Dan, sesuai ekspektasiku, tanggal 13 Juni 2018, aku dapat email pemberitahuan dari pihak Australia Awards kalau aplikasiku belum berhasil karena nilai IELTS ku tidak mencukupi. Pas dapat pemberitahuan itu sedih dan kecewa sama diri sendiri. Agak nyesal karena gak serius buat daftarnya. Untungnya keluargaku tetap kasih semangat dan dukungan positif. Mereka bilang masih ada kesempatan lain, jadi sabar aja. Jadilah aku melanjutkan rutinitas kerjaku, sambil ngumpulin niat bulat untuk eksplor universitas dan jurusan yang benar-benar aku mau dan bakal berguna buat karirku nanti.
Percobaan Kedua
Tahun 2018 bukan tahunku. Aku merasa banyak gagal dan gak ngehasilin apapun. Akhirnya, aku bertekad untuk membuat beberapa goal hashtags (re: resolusi 2019), salah satunya #PhePheDapatBeasiswa. Kali ini, perisiapan IELTSku lebih serius. Aku kursus persiapan IELTS sama guru privat bareng temanku mulai bulan Januari sampai awal Maret 2019. Yang kepo aku kursus di mana, cek ig @elantern.id. Banyak banget tips dan trik yang dikasih dari banyak soal latihan yang dikasih. Karena mereka ngikutin jadwal aku & temanku, mereka harus kirim dua guru. 1 guru untuk reading, listening, dan speaking; 1 guru khusus untuk writing. Mereka friendly banget jadi belajarnya santai tapi tetap fokus. Super recommended! Aku ambil IELTS lagi bulan Maret akhir, dan hasilnya memuaskan. Overall band score ku naik 1 poin dari tahun lalu (7.0) dan gak ada band score yang dibawah 6.0.

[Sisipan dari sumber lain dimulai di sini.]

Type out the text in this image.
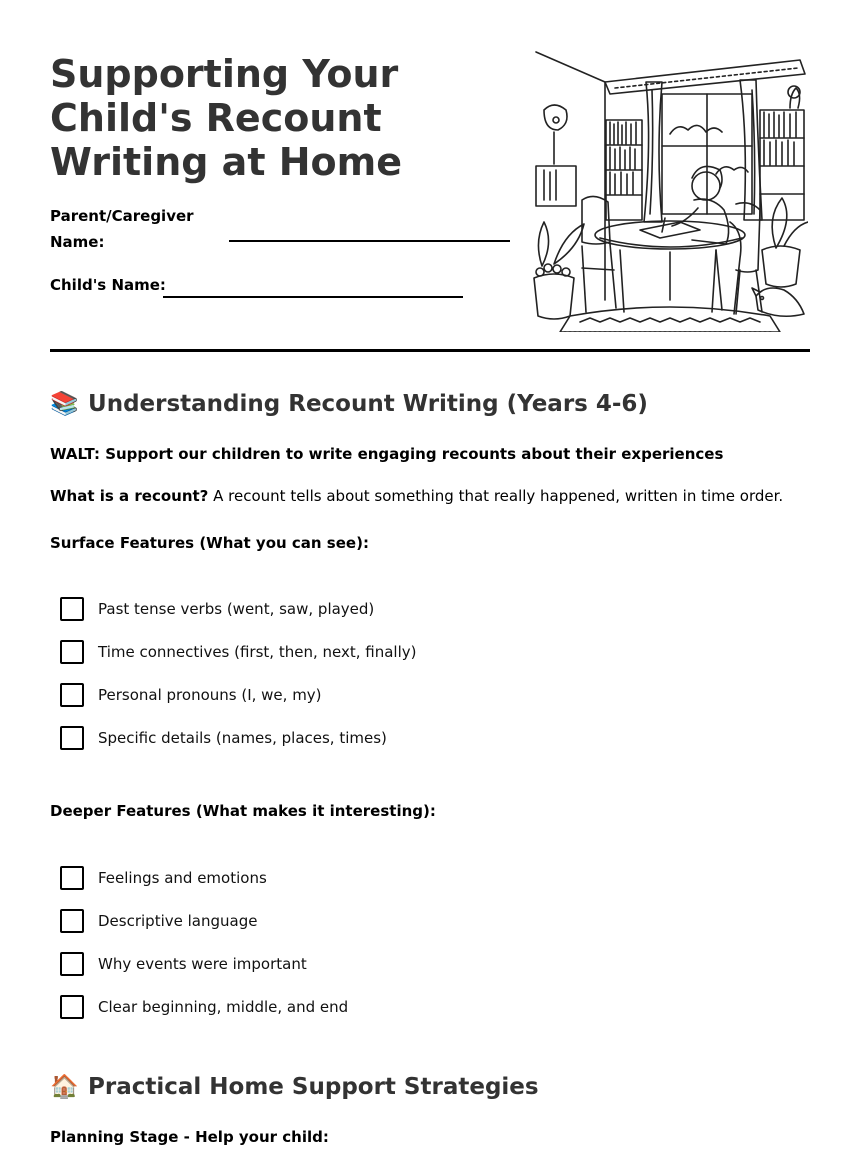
Supporting Your Child's Recount Writing at Home
Parent/Caregiver
Name:
Child's Name:
📚 Understanding Recount Writing (Years 4-6)
WALT: Support our children to write engaging recounts about their experiences
What is a recount? A recount tells about something that really happened, written in time order.
Surface Features (What you can see):
Past tense verbs (went, saw, played)
Time connectives (first, then, next, finally)
Personal pronouns (I, we, my)
Specific details (names, places, times)
Deeper Features (What makes it interesting):
Feelings and emotions
Descriptive language
Why events were important
Clear beginning, middle, and end
🏠 Practical Home Support Strategies
Planning Stage - Help your child:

Di saat yang bersamaan, aku juga menyiapkan jawaban-jawaban untuk diisi di formulir pendaftaran. Tapi ternyata… aku gak save jawaban yang aku tulis tahun lalu, jadi aku harus merangkai ulang jawabanku. Tapi aku gak terlalu sedih, karena aku jadi punya kesempatan untuk refleksi diri. Benar-benar mikir apa yang mau aku pelajari, apa yang mau aku lakukan setelah S2, apa tujuan jangka panjangku. Alhasil, aku perlu waktu sekitar 2 bulan untuk bisa benar-benar menjawab pertanyaan di bagian Supporting Statement itu. Waktu itu aku juga dibantu guru kursus ku; mereka bantu review grammar dan struktur kalimat short essay ku. Bolak-balik revisi karena setiap pertanyaan dibatasi hanya maksimal 2.000 karakter, jadi aku harus bisa menyiapakan jawaban yang singkat tapi komprehensif.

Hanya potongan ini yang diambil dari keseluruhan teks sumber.